The third one is the "almost ready" stage. So fucking what that the tattoo designs that should be in place by then don't look like anything even barely adjacent to the final ones, it's not like anyone's gonna care, right? The video is going to be a jittery slideshow anyway.
And as for the video, um, well... The online version refuses to generate it, claiming that all available attempts were used up and I'll get new ones in -1 days. Which, in computer programmers' parlance means never. Like LOL, get fucked, you can get a bad image-to-prompt based on booru tags (and like I said, booru tags are for the mentally deficient), you can get a couple of "work in progress" sketches that don't make sense, but you're not getting a video. You can try running it on your PC, but, uh...
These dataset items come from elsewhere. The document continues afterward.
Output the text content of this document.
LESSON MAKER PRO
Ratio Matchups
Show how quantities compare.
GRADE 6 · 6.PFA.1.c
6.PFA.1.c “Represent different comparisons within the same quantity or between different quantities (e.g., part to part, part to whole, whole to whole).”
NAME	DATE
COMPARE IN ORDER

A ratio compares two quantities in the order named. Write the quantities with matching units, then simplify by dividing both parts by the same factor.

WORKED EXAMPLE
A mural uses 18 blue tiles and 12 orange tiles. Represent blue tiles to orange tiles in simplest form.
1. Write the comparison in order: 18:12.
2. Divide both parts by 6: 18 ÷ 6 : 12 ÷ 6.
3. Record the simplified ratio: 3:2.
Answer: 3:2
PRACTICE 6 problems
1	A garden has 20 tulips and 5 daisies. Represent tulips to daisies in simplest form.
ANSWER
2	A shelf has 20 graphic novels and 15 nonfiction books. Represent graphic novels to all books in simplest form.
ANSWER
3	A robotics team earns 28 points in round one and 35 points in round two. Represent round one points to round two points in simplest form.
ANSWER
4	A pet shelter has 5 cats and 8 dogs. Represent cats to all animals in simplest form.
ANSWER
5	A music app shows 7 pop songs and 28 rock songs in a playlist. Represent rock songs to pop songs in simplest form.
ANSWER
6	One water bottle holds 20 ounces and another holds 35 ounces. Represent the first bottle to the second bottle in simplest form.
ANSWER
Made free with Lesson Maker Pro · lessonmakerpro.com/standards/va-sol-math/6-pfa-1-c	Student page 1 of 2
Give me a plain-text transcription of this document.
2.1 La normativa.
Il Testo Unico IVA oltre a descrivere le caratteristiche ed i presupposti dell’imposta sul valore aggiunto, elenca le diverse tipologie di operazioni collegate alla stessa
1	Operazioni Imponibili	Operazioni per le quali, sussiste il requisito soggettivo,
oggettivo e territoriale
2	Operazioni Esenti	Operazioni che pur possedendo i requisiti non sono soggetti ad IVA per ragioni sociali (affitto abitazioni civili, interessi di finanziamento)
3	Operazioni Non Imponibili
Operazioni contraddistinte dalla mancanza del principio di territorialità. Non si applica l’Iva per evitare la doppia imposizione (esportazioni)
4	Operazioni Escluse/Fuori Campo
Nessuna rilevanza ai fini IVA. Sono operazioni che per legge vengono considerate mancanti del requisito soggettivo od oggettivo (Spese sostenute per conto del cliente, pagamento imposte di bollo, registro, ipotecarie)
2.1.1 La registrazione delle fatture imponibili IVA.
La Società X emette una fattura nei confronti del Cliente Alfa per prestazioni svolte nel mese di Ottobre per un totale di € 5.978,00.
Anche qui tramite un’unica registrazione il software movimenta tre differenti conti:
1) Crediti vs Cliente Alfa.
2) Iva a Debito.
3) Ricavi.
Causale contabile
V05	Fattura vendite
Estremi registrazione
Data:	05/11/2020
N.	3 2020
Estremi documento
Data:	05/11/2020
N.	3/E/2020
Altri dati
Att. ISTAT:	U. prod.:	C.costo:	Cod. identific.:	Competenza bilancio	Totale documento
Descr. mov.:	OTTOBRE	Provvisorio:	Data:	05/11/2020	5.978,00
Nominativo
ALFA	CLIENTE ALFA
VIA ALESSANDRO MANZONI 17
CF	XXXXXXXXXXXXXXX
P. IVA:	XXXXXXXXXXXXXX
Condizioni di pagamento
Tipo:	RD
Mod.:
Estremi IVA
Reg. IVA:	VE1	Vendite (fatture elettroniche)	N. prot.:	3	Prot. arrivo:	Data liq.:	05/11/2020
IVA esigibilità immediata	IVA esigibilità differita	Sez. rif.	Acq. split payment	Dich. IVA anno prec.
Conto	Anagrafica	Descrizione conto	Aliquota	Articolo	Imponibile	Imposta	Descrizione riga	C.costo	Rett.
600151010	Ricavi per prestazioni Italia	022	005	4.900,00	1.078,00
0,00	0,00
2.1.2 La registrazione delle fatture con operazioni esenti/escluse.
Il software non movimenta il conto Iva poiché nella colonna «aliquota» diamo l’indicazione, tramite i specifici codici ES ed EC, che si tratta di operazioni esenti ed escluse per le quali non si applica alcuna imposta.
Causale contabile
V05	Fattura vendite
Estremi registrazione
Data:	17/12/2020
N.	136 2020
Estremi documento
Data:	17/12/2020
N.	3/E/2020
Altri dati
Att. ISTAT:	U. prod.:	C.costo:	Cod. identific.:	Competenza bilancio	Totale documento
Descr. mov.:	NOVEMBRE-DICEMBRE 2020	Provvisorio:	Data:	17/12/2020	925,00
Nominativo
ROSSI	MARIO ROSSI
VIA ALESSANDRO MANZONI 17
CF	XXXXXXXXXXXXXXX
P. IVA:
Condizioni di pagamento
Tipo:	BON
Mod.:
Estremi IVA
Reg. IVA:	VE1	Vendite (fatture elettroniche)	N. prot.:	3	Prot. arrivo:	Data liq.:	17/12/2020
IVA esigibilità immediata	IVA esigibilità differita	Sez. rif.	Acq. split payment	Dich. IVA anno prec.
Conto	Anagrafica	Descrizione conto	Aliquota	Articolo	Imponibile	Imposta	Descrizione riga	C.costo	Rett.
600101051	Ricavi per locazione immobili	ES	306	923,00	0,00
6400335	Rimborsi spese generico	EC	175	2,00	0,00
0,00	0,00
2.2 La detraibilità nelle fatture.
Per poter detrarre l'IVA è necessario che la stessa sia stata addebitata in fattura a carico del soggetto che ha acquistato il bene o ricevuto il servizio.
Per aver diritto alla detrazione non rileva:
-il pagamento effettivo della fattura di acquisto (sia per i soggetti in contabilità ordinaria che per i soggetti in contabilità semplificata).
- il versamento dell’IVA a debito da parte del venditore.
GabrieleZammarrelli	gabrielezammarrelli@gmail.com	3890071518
The inference is tested with 24GB VRAM on Nvidia 4090 and 3090TI. It may also work with 16GB VRAM, but does not work with 8GB. My estimation is that, under extreme optimization (including weight offloading and sliced attention), the theoretical minimal VRAM requirement is about 10~12.5 GB.
MOTHERFUCKER WHAT. 24 GB of VRAM is fucking overkill for something that obviously runs on Stable Diffusion 1.5, and you're telling me that this is just a proof of concept that needs to be "optimized"? Get the fuck out with that bullshit.